What Deguello is dominated by is cover versions, which are studded liberally throughout the album. The most instantly impressive of these is their version of Sam and Dave’s “I Thank You”, which kicks off the album, before classic ZZ Top service is delivered with “She Loves My Automobile”, which as the title suggests, pays homage to the band’s twin obsessions of girls and cars, and in this case, a girl obsessed with a car, which I guess is this band’s ideal subject matter.

Next track, “I’m Bad, I’m Nation Wide”, is disappointingly not about Britain’s biggest Building Society, but it is one of Deguello’s best known numbers. There seems to be no obvious reason for this, as it’s a solid song, but it’s no more catchy or commercial than anything else on here. It is immeadiately over-shadowed by the slow-burning blues rock of “Fool for Your Stockings”, which is certainly not the most politically correct song, but it does feature a couple of ice-cool guitar solos by Billy Gibbons.

Then it all falls to pieces with “Manic Mechanic”, which is one of the band’s worst songs by some considerably margin. It’s a full-on ‘what the hell were they thinking?’ moment, where you can only put it down to the band getting over-excited as they messed about with new production methods and studio trickery. As bad as ZZ Top’s later obsession with 80s prodiuction methods would get, at least it never got as bad as “Manic Mechanic” again.

Slips in quality control such as this aside, Deguello is an enjoyable straight-up rock and roll album. It also must have sounded oddly refreshing at a time when disco and punk held sway and ZZ-Top’s stadium rocking contemporaries were mired in AOR hell.

The second half of Deguello side-steps any notion of trying to be anything other than a good time rock and roll album. From “Dust my Broom”, to the rightly celebrated “Cheap Sunglasses”, where production techniques are again faffed-around with, but this time not to the dertiment of the song. “Cheap Sunglasses” has always been a great ZZ Top song on an overlooked ZZ Top album. That’s always been Deguello’s fate though.

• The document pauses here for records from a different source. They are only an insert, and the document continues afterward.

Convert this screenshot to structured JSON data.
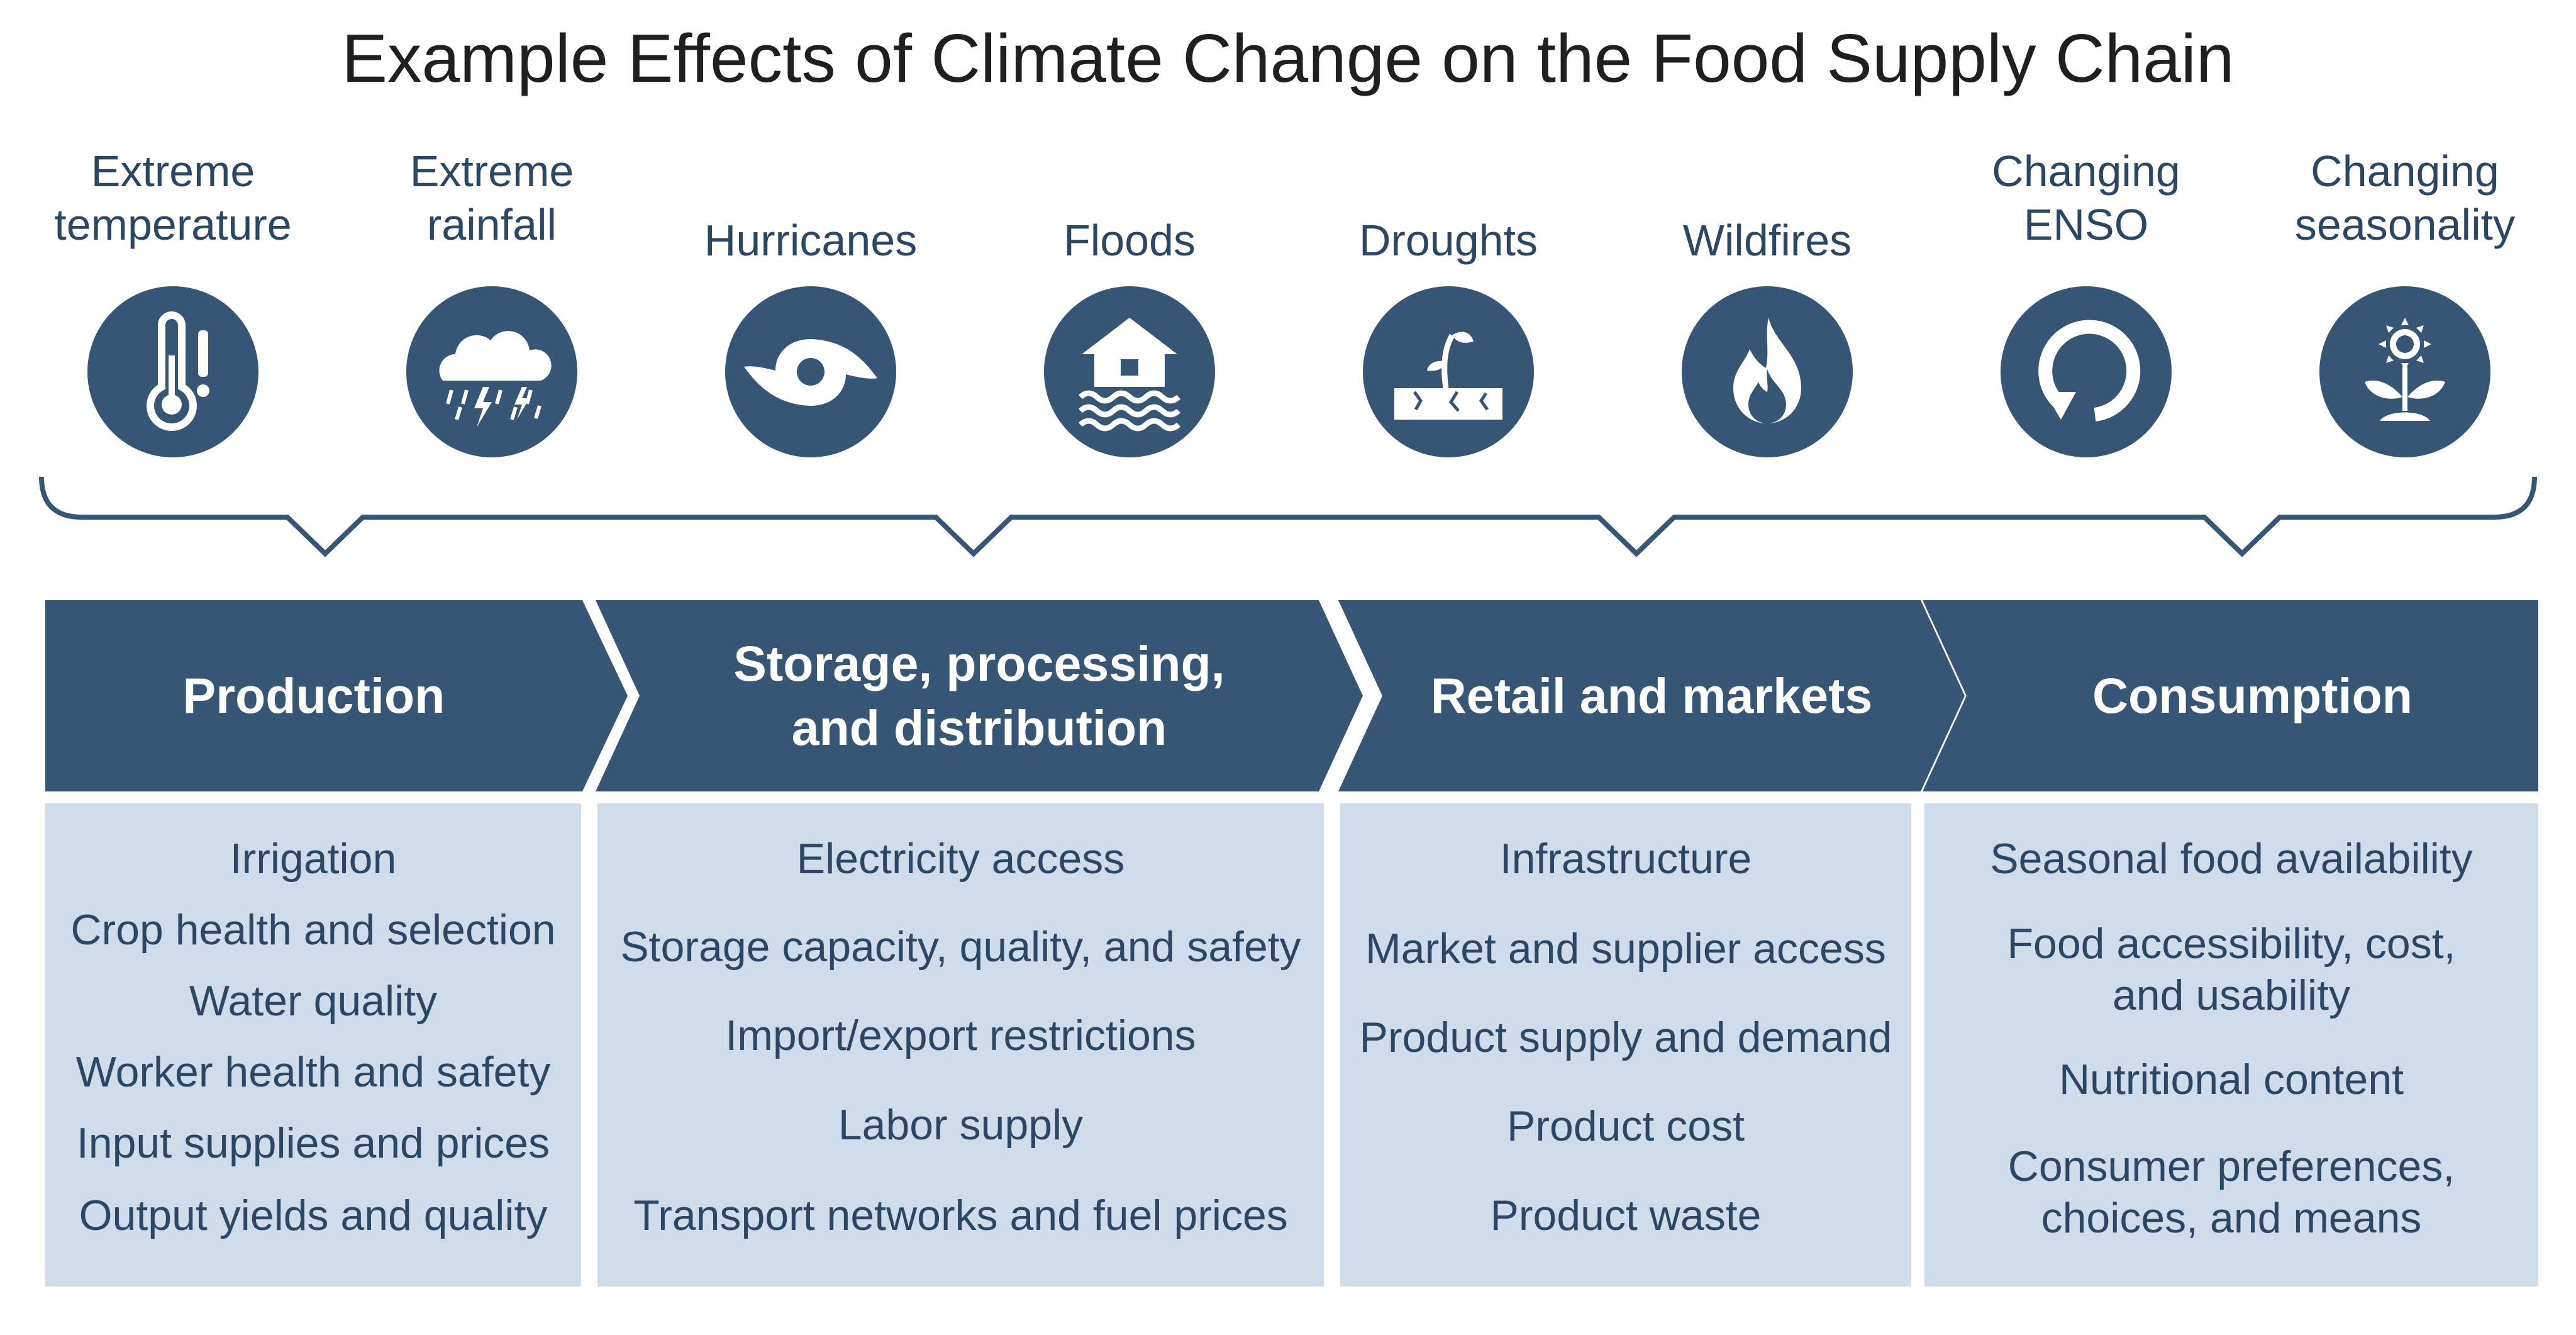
{
  "title": "Example Effects of Climate Change on the Food Supply Chain",
  "colors": {
    "icon_fill": "#375574",
    "stage_fill": "#375574",
    "effect_bg": "#cedcec",
    "text": "#2c4763"
  },
  "hazards": [
    {
      "label": "Extreme\ntemperature",
      "icon": "thermometer-alert-icon"
    },
    {
      "label": "Extreme\nrainfall",
      "icon": "storm-cloud-icon"
    },
    {
      "label": "Hurricanes",
      "icon": "hurricane-icon"
    },
    {
      "label": "Floods",
      "icon": "flooded-house-icon"
    },
    {
      "label": "Droughts",
      "icon": "drought-sprout-icon"
    },
    {
      "label": "Wildfires",
      "icon": "flame-icon"
    },
    {
      "label": "Changing\nENSO",
      "icon": "cycle-arrow-icon"
    },
    {
      "label": "Changing\nseasonality",
      "icon": "sunflower-icon"
    }
  ],
  "stages": [
    {
      "label": "Production",
      "effects": [
        "Irrigation",
        "Crop health and selection",
        "Water quality",
        "Worker health and safety",
        "Input supplies and prices",
        "Output yields and quality"
      ]
    },
    {
      "label": "Storage, processing,\nand distribution",
      "effects": [
        "Electricity access",
        "Storage capacity, quality, and safety",
        "Import/export restrictions",
        "Labor supply",
        "Transport networks and fuel prices"
      ]
    },
    {
      "label": "Retail and markets",
      "effects": [
        "Infrastructure",
        "Market and supplier access",
        "Product supply and demand",
        "Product cost",
        "Product waste"
      ]
    },
    {
      "label": "Consumption",
      "effects": [
        "Seasonal food availability",
        "Food accessibility, cost,\nand usability",
        "Nutritional content",
        "Consumer preferences,\nchoices, and means"
      ]
    }
  ]
}
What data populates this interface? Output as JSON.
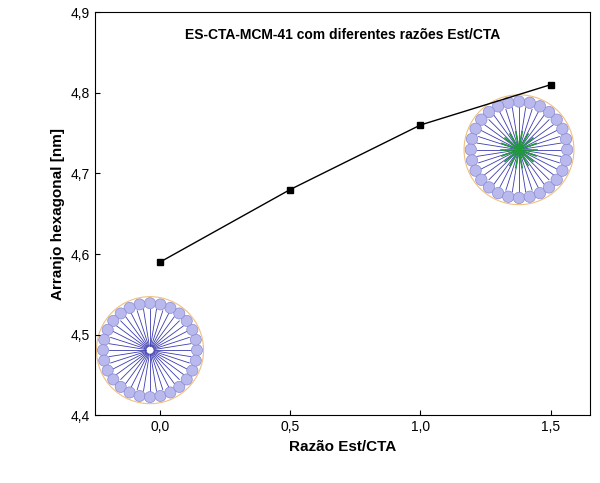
{
  "chart_data": {
    "type": "line",
    "title": "ES-CTA-MCM-41 com diferentes razões Est/CTA",
    "x_label": "Razão Est/CTA",
    "y_label": "Arranjo hexagonal [nm]",
    "x": [
      0.0,
      0.5,
      1.0,
      1.5
    ],
    "values": [
      4.59,
      4.68,
      4.76,
      4.81
    ],
    "color": "#000000",
    "marker": "square",
    "line_style": "solid",
    "xlim": [
      -0.25,
      1.65
    ],
    "xticks": [
      {
        "value": 0.0,
        "label": "0,0"
      },
      {
        "value": 0.5,
        "label": "0,5"
      },
      {
        "value": 1.0,
        "label": "1,0"
      },
      {
        "value": 1.5,
        "label": "1,5"
      }
    ],
    "ylim": [
      4.4,
      4.9
    ],
    "yticks": [
      {
        "value": 4.4,
        "label": "4,4"
      },
      {
        "value": 4.5,
        "label": "4,5"
      },
      {
        "value": 4.6,
        "label": "4,6"
      },
      {
        "value": 4.7,
        "label": "4,7"
      },
      {
        "value": 4.8,
        "label": "4,8"
      },
      {
        "value": 4.9,
        "label": "4,9"
      }
    ],
    "grid": false
  }
}
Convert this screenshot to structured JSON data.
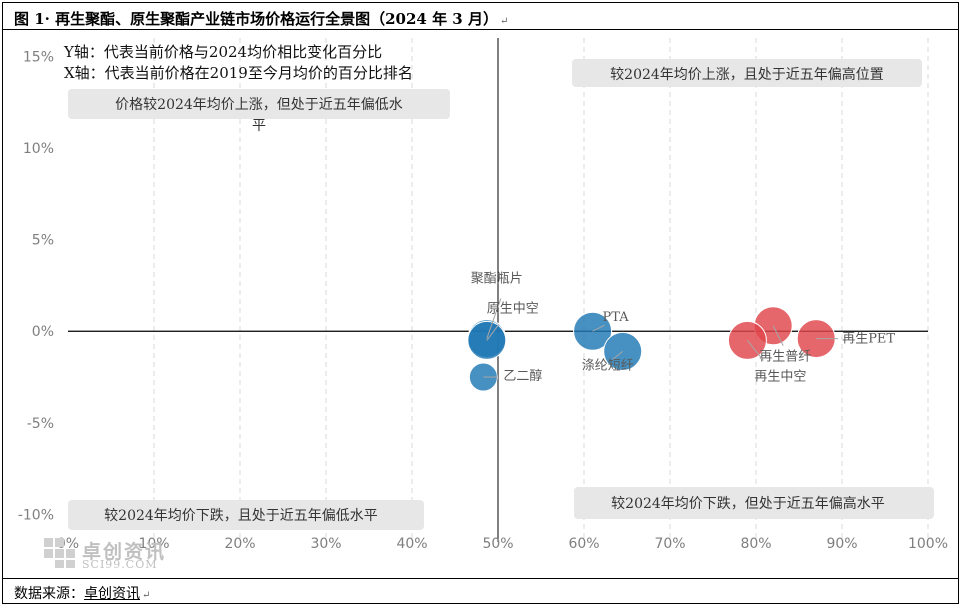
{
  "figure": {
    "title": "图 1· 再生聚酯、原生聚酯产业链市场价格运行全景图（2024 年 3 月）",
    "para_mark": "↵"
  },
  "source": {
    "label": "数据来源：",
    "value": "卓创资讯",
    "para_mark": "↵"
  },
  "watermark": {
    "name_cn": "卓创资讯",
    "name_en": "SCI99.COM"
  },
  "chart_data": {
    "type": "scatter",
    "subtype": "bubble",
    "notes": [
      "Y轴：代表当前价格与2024均价相比变化百分比",
      "X轴：代表当前价格在2019至今月均价的百分比排名"
    ],
    "x_ticks": [
      "0%",
      "10%",
      "20%",
      "30%",
      "40%",
      "50%",
      "60%",
      "70%",
      "80%",
      "90%",
      "100%"
    ],
    "y_ticks": [
      "15%",
      "10%",
      "5%",
      "0%",
      "-5%",
      "-10%"
    ],
    "xlim": [
      0,
      100
    ],
    "ylim": [
      -11.5,
      16
    ],
    "x_unit": "%",
    "y_unit": "%",
    "grid": true,
    "quadrant_labels": {
      "top_right": "较2024年均价上涨，且处于近五年偏高位置",
      "top_left_line1": "价格较2024年均价上涨，但处于近五年偏低水",
      "top_left_line2": "平",
      "bottom_left": "较2024年均价下跌，且处于近五年偏低水平",
      "bottom_right": "较2024年均价下跌，但处于近五年偏高水平"
    },
    "colors": {
      "virgin": "#1f77b4",
      "recycled": "#e0454a"
    },
    "series": [
      {
        "name": "",
        "color": "#1f77b4",
        "points": [
          {
            "label": "聚酯瓶片",
            "x": 48.7,
            "y": -0.4
          },
          {
            "label": "原生中空",
            "x": 48.7,
            "y": -0.5
          },
          {
            "label": "PTA",
            "x": 61,
            "y": 0
          },
          {
            "label": "涤纶短纤",
            "x": 64.5,
            "y": -1.1
          },
          {
            "label": "乙二醇",
            "x": 48.3,
            "y": -2.5
          }
        ]
      },
      {
        "name": "",
        "color": "#e0454a",
        "points": [
          {
            "label": "再生普纤",
            "x": 82,
            "y": 0.3
          },
          {
            "label": "再生中空",
            "x": 79,
            "y": -0.5
          },
          {
            "label": "再生PET",
            "x": 87,
            "y": -0.4
          }
        ]
      }
    ]
  }
}
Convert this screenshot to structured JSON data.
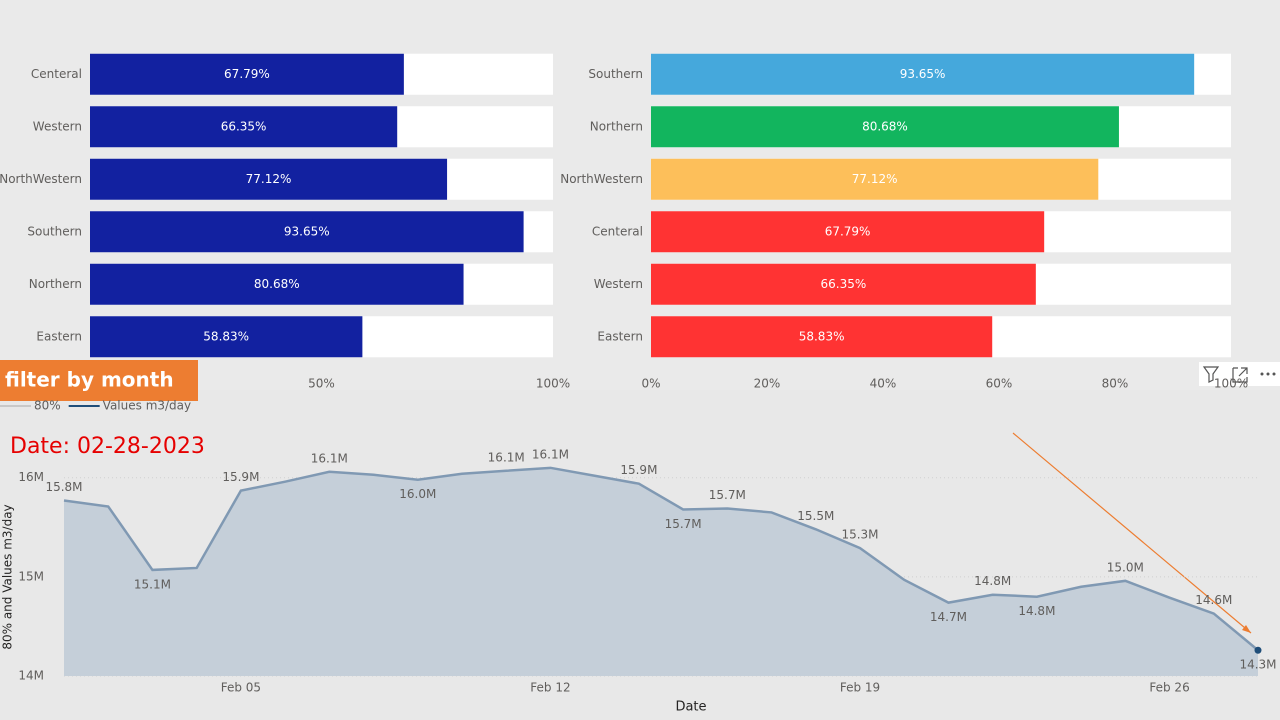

It’s a great rock and roll album, but it’s not one that has been a critic’s favourite, so it’s always been unfairly overlooked. As you listen to closing mid-paced rocker “Esther be the One”, you wonder how this tight and economical rock album by one of America’s premier rock bands hasn’t enjoyed more plaudits over the years. It comes in, does what it does with the minimum of fuss despite the odd lapse of focus and then calls it a night before it outstays it’s welcome.

If you like ZZ Top, but Deguello has so far passed you by, it’s well worth investigation. If you’re image of ZZ Top is of furry-gutar-wielding, drum-machine obsessed, MTV sell-outs, this album could very well change your mind.